I am training my model with C++ frontend on CPU and 1 worker thread each core. Then I found most time only 1 CPU is fully utilized. I dump the stack and found that all my worker thread is waiting in the Engine::execute from engine.cpp. I read the source code and found that there is only 1 thread for CPU and 1 for every GPU.
Is there any method to run multiple backward() concurrently on each CPU? or should I use multi-processing?
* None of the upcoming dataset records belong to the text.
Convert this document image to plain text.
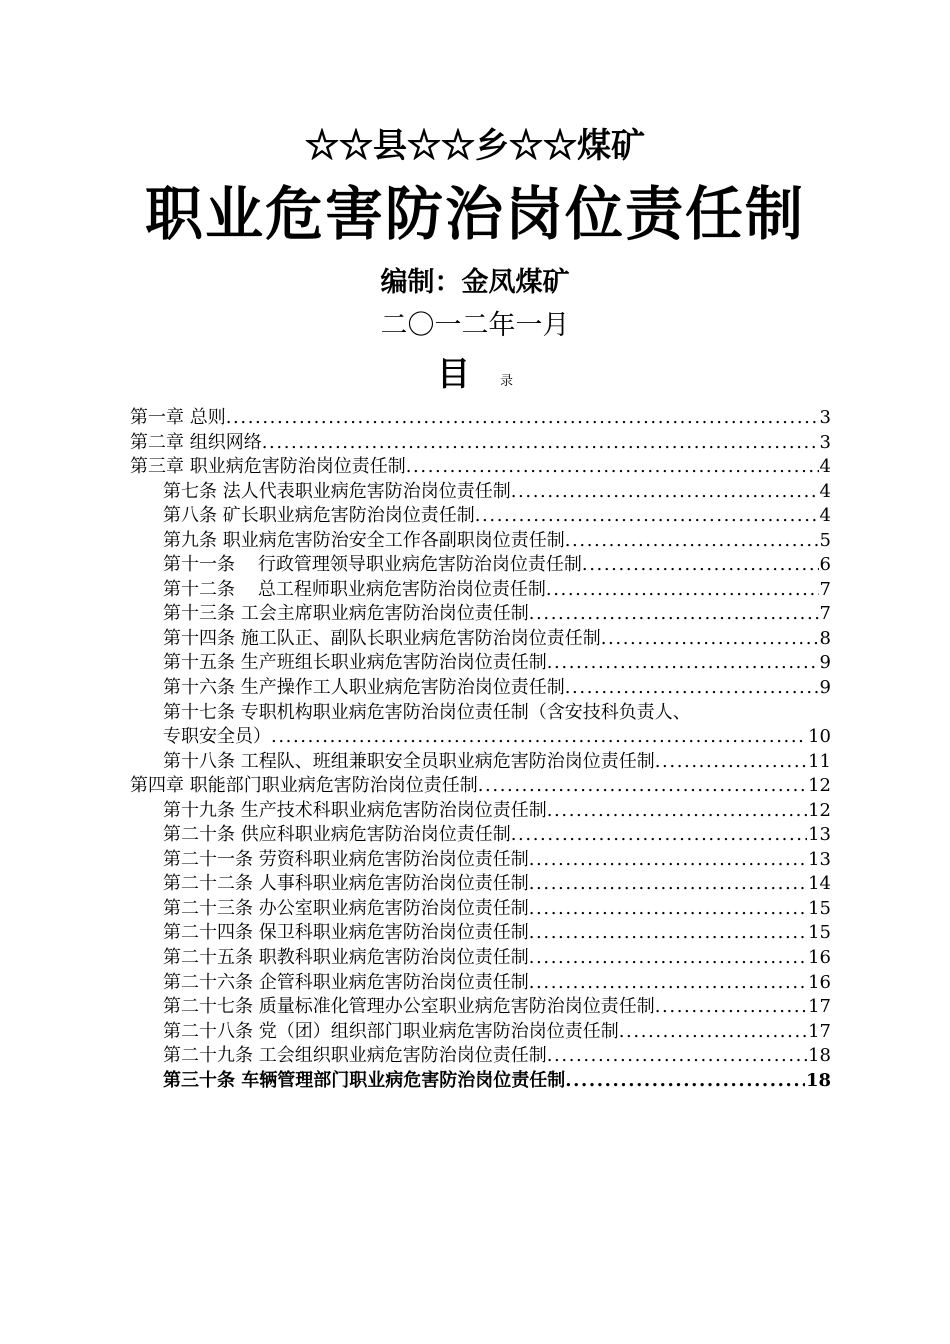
☆☆县☆☆乡☆☆煤矿
职业危害防治岗位责任制
编制：金凤煤矿
二〇一二年一月
目 录
第一章 总则 .....	3
第二章 组织网络 .....	3
第三章 职业病危害防治岗位责任制 .....	4
第七条 法人代表职业病危害防治岗位责任制 .....	4
第八条 矿长职业病危害防治岗位责任制 .....	4
第九条 职业病危害防治安全工作各副职岗位责任制 .....	5
第十一条    行政管理领导职业病危害防治岗位责任制 .....	6
第十二条    总工程师职业病危害防治岗位责任制 .....	7
第十三条 工会主席职业病危害防治岗位责任制 .....	7
第十四条 施工队正、副队长职业病危害防治岗位责任制 .....	8
第十五条 生产班组长职业病危害防治岗位责任制 .....	9
第十六条 生产操作工人职业病危害防治岗位责任制 .....	9
第十七条 专职机构职业病危害防治岗位责任制（含安技科负责人、
专职安全员） .....	10
第十八条 工程队、班组兼职安全员职业病危害防治岗位责任制 .....	11
第四章 职能部门职业病危害防治岗位责任制 .....	12
第十九条 生产技术科职业病危害防治岗位责任制 .....	12
第二十条 供应科职业病危害防治岗位责任制 .....	13
第二十一条 劳资科职业病危害防治岗位责任制 .....	13
第二十二条 人事科职业病危害防治岗位责任制 .....	14
第二十三条 办公室职业病危害防治岗位责任制 .....	15
第二十四条 保卫科职业病危害防治岗位责任制 .....	15
第二十五条 职教科职业病危害防治岗位责任制 .....	16
第二十六条 企管科职业病危害防治岗位责任制 .....	16
第二十七条 质量标准化管理办公室职业病危害防治岗位责任制 .....	17
第二十八条 党（团）组织部门职业病危害防治岗位责任制 .....	17
第二十九条 工会组织职业病危害防治岗位责任制 .....	18
第三十条 车辆管理部门职业病危害防治岗位责任制 .....	18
#0 pthread_cond_wait@@GLIBC_2.3.2 () at …/sysdeps/unix/sysv/linux/x86_64/pthread_cond_wait.S:185
#1 0x00007f65ea9d991c in std::condition_variable::wait(std::unique_lockstd::mutex&) () from /usr/lib/x86_64-linux-gnu/
#2 0x00007f65f53de39f in torch::autograd::Engine::execute(std::vector<torch::autograd::Edge, std::allocatortorch::autograd::Edge > const&, std::vector<torch::autograd::Variable, std::allocatortorch::autograd::Variable > const&, bool, bool, std::vector<torch::autograd::Edge, std::allocatortorch::autograd::Edge > const&) () from /root/libtorch/lib/
#3 0x00007f65f564e465 in torch::autograd::Variable::Impl::backward(c10::optionalat::Tensor, bool, bool) () from /root/libtorch/lib/
#4 0x00007f65f5650b80 in torch::autograd::VariableType::backward(at::Tensor&, c10::optionalat::Tensor, bool, bool) const () from /root/libtorch/lib/
#5 0x000000000040f8dc in at::Tensor::backward(c10::optionalat::Tensor, bool, bool) ()
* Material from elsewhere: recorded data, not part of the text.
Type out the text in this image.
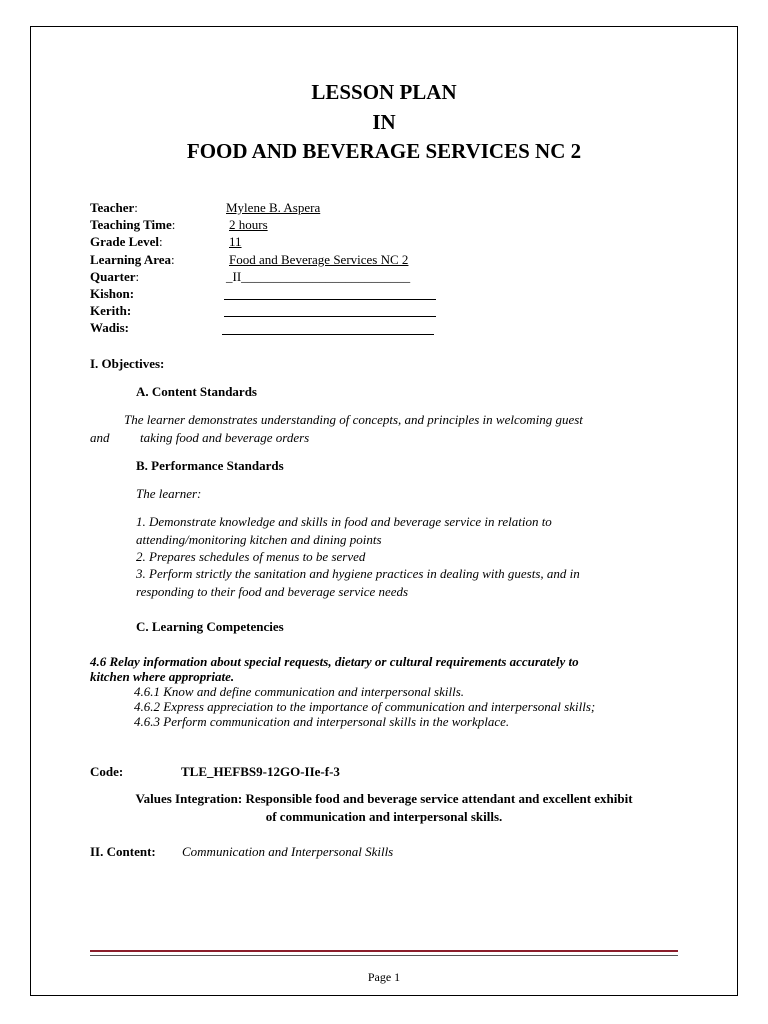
LESSON PLAN
IN
FOOD AND BEVERAGE SERVICES NC 2
Teacher:	Mylene B. Aspera
Teaching Time:	2 hours
Grade Level:	11
Learning Area:	Food and Beverage Services NC 2
Quarter:	_II__________________________
Kishon:
Kerith:
Wadis:
I. Objectives:
A. Content Standards
The learner demonstrates understanding of concepts, and principles in welcoming guest
and taking food and beverage orders
B. Performance Standards
The learner:
1. Demonstrate knowledge and skills in food and beverage service in relation to
attending/monitoring kitchen and dining points
2. Prepares schedules of menus to be served
3. Perform strictly the sanitation and hygiene practices in dealing with guests, and in
responding to their food and beverage service needs
C. Learning Competencies
4.6 Relay information about special requests, dietary or cultural requirements accurately to
kitchen where appropriate.
4.6.1 Know and define communication and interpersonal skills.
4.6.2 Express appreciation to the importance of communication and interpersonal skills;
4.6.3 Perform communication and interpersonal skills in the workplace.
Code:	TLE_HEFBS9-12GO-IIe-f-3
Values Integration: Responsible food and beverage service attendant and excellent exhibit
of communication and interpersonal skills.
II. Content: Communication and Interpersonal Skills
Page 1
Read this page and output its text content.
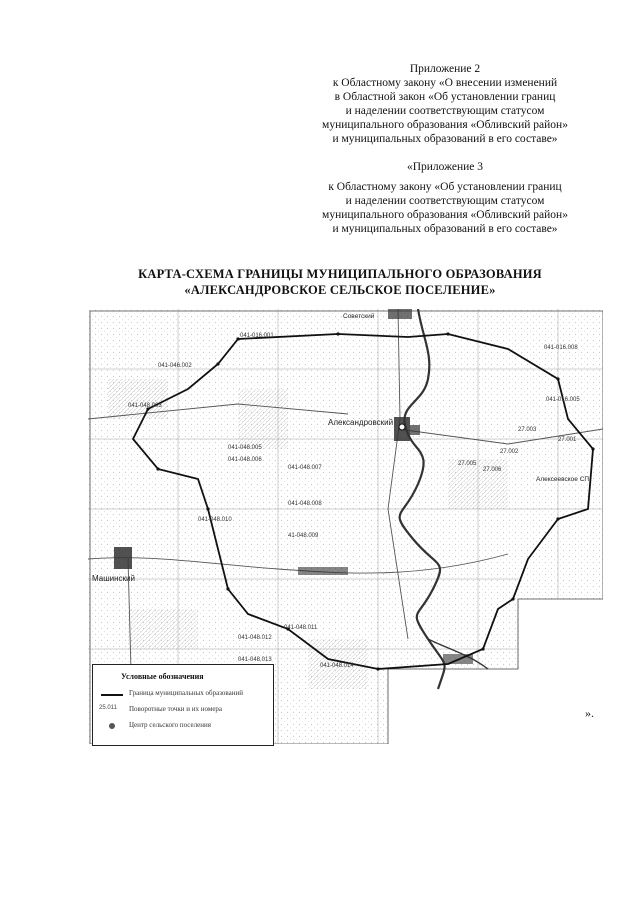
Приложение 2
к Областному закону «О внесении изменений
в Областной закон «Об установлении границ
и наделении соответствующим статусом
муниципального образования «Обливский район»
и муниципальных образований в его составе»
«Приложение 3
к Областному закону «Об установлении границ
и наделении соответствующим статусом
муниципального образования «Обливский район»
и муниципальных образований в его составе»
КАРТА-СХЕМА ГРАНИЦЫ МУНИЦИПАЛЬНОГО ОБРАЗОВАНИЯ
«АЛЕКСАНДРОВСКОЕ СЕЛЬСКОЕ ПОСЕЛЕНИЕ»
Александровский
Машинский
Советский
Алексеевское СП
041-016.001
041-046.002
041-048.003
041-048.005
041-048.006
041-048.007
041-048.008
041-048.010
041-048.011
041-048.012
041-048.013
041-048.014
41-048.009
27.001
27.002
27.003
27.005
27.006
041-016.005
041-016.008
Условные обозначения
Граница муниципальных образований
25.011	Поворотные точки и их номера
Центр сельского поселения
».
#6 0x000000000040d20b in Env::train_critic(bool) ()

(Alban D) #2


The autograd engine has been designed assuming that each task to be done in the backward is more expensive than running the engine itself. Note that this is true for most current cnn applications.
With that in mind, only one thread is needed to drive the computations. Heavy operations like mm or convs can still use multithreading for each op if needed for best performance.